The database search yielded a total of 659 articles. Of these, 267 studies were excluded because they were either published in a language other than English or were present in duplicate. The title and abstracts of the remaining 392 articles were screened; 378 were excluded due to the nature of the study design (reviews, case reports, consensus statements, or study protocols) or because they did not involve either GS or NSAIDs. After screening, 14 full-text articles were assessed against the eligibility criteria, of which nine were excluded. Finally, 5 studies (4 RCTs and 1 prospective observational study) were included in the scoping review [29,30,31,32,33] (Fig. 1). A summary of the findings of the 5 included studies is presented in Table 1.

Table 1 Descriptive and main findings of the studies included

Evidence of the synergistic and beneficial effects of the combination of GS and NSAIDs

All 5 studies reported a significant benefit of GS plus NSAIDs compared to GS or NSAID alone in OA. There were no other concomitant interventions in the studies included.
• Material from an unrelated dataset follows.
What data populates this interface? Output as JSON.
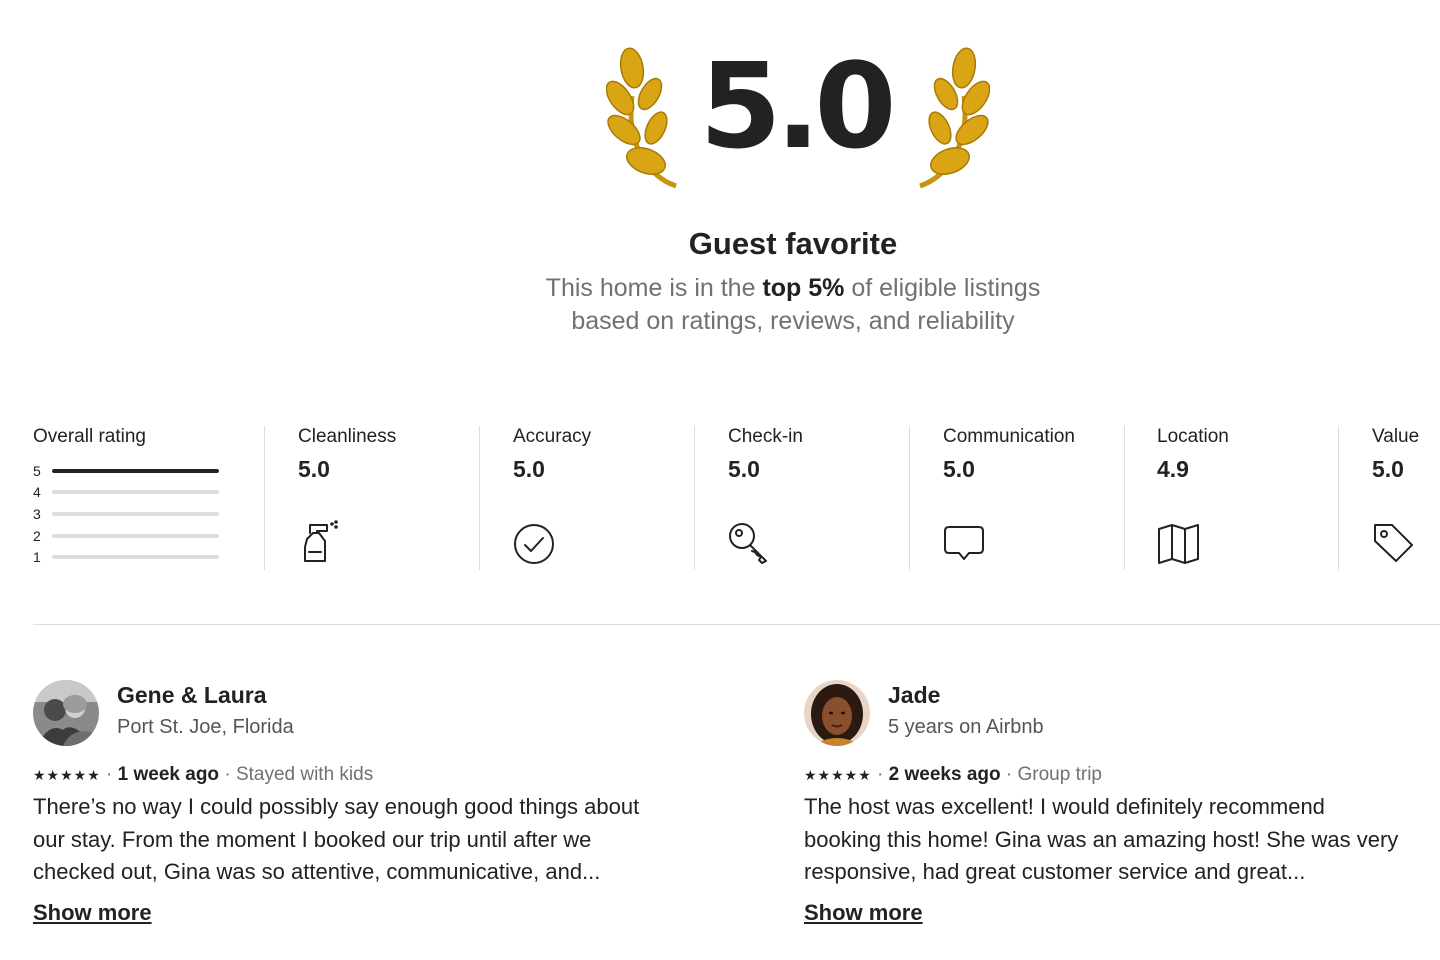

Four RCTs [30,31,32,33] were designed to evaluate the effect of a combination of GS plus NSAIDs versus either agent alone in patients with KOA were included in the scoping review.

Lu Zhijun et al. compared GS plus meloxicam vs meloxicam alone in 88 patients in OA; 20 males and 24 females aged 62 ± 3 years in the treatment group, and 21 males and 23 females aged 60 ± 3 years in the control group [30]. The course of disease was around 8 years on average in both groups. They reported a significant improvement in the primary outcome of clinical symptoms, evaluated by the Lequesne index, in the GS + meloxicam group. Pain scores evaluated by the visual analogue scale (VAS) and motor function, assessed by the Lysholm knee joint score, were also significantly improved with combination therapy, as compared to meloxicam alone. Serum biomarkers of disease activity (C-terminal telopeptide type 1 (CTX-I), CTX-II, cartilage oligomeric matrix protein (COMP), and matrix metalloproteinase-3 (MMP-3)) were also significantly lower in the combination therapy group after treatment. In total, overall clinical effectiveness was significantly higher in the intervention group vs the meloxicam alone group (92.7% vs 75%; p = 0.015). Adverse reactions during treatment were mainly gastrointestinal and pruritus, but were of short duration and spontaneously resolved. No adverse reaction required treatment. The authors therefore concluded that treatment with a combination of meloxicam and GS was more effective than meloxicam alone, in reducing the serum markers and clinical symptoms of OA [30].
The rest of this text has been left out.